One of the best ways to create a beautiful contrast between modern contemporary styles and artistic aesthetics when it comes to home design and decor is to incorporate and embrace unique shapes, surfaces, and textures to create stunning visual combinations. This often looks very modern in a way that people don’t find homey, but depending on the combinations of materials you choose, modern shapes can certainly be made to look cozy and unique instead. Just check out Appartamento Milazzo to see what we mean!
Appartamento Milazzo is a residential project that was designed and constructed by Archiplanstudio in 2016. Located in Milan, Italy, this absolutely stunning apartment resembles a relaxing contemporary spa thanks to uniquely shaped walls, staircases, and dividers in all types of materials.
In the living room, for example, the statement piece is clearly the wooden honeycomb wall that divides the dining room from the living room. Furnishings and decor in the rest of the room have been chosen in complementary colours and materials, making the wall stand out even more beautifully.
As you move downstairs to the bedroom, you’ll appreciate a cozy bed alcove but, even more prominently, you’ll probably notice the unique placement and inclusion of sleek glass surfaces across the ceilings and down the curving stairs. This adds a modern aesthetic that contrasts the wooden walls above perfectly, particularly given the lovely swooping shape of the handrail leading to the master bedroom. We find the entire textured visual calming, as though we were visiting a retreat!
Appartamento Milazzo by Archiplanstudio:
“The apartment is located in the consolidated urban fabric of the city of Milan, and is on three levels, one mezzanine and a basement.
A flat portion is formed by a double-height space that accomodate the living, and appears as a privileged context.
The project introduces a large regulator element represented by the timber wall, which identifies hierarchies for both domestic and becomes an element of visual orientation within the home.

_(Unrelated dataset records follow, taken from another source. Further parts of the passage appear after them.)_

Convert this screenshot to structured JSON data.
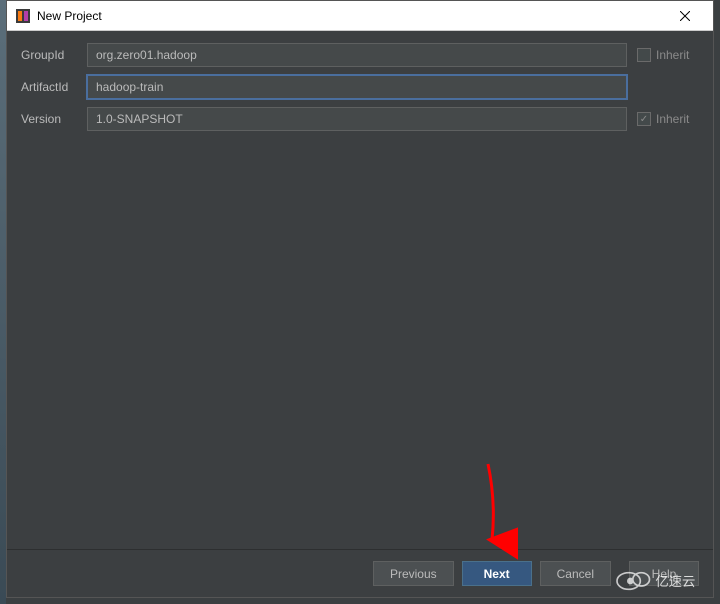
{
  "window": {
    "title": "New Project"
  },
  "form": {
    "groupId": {
      "label": "GroupId",
      "value": "org.zero01.hadoop"
    },
    "artifactId": {
      "label": "ArtifactId",
      "value": "hadoop-train"
    },
    "version": {
      "label": "Version",
      "value": "1.0-SNAPSHOT"
    },
    "inherit_label": "Inherit"
  },
  "buttons": {
    "previous": "Previous",
    "next": "Next",
    "cancel": "Cancel",
    "help": "Help"
  },
  "watermark": "亿速云"
}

The dividing wall through the mechanism of “see through”, allows you to separate spaces and at the same time to establish the relationships between them
The walls, like feelings, can separate or join.

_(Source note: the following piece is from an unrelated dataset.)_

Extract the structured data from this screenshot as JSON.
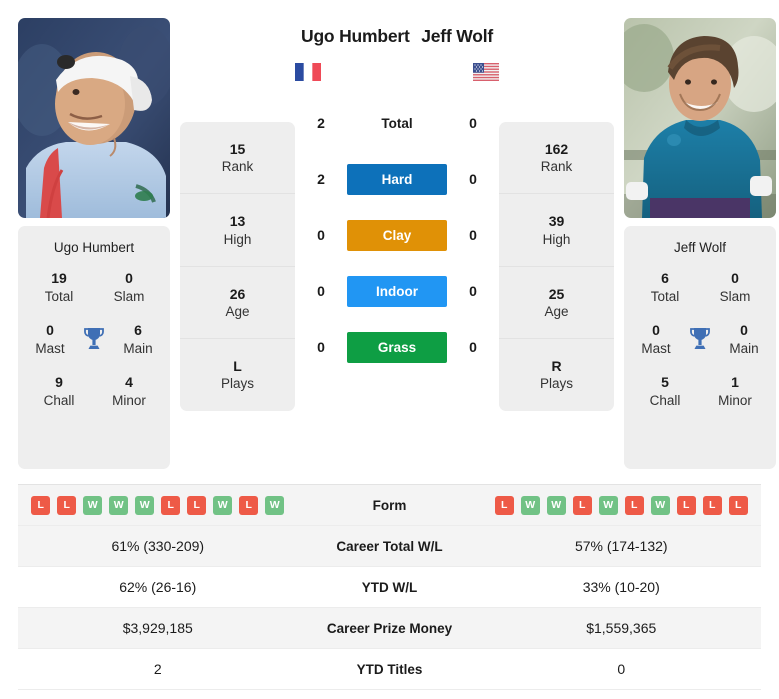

The floor of a portion of the ground floor is made of glass to allow the passage of solar light coming through the two large openings on the lower level
The light that passes through the floor is filtered by a light shelding timber that is configured as an element of visual filter against by the underlying space.
Many of the furnishings are all about design and develop an idea of tailoring space that escapes the approval of commercial design.
The project pursues a pleasure for detail, which is expressed in the timely design of all the elements that compose it, the pleasure for detail, for the measurement, for the authentic and light, are the themes with which the project was compared.”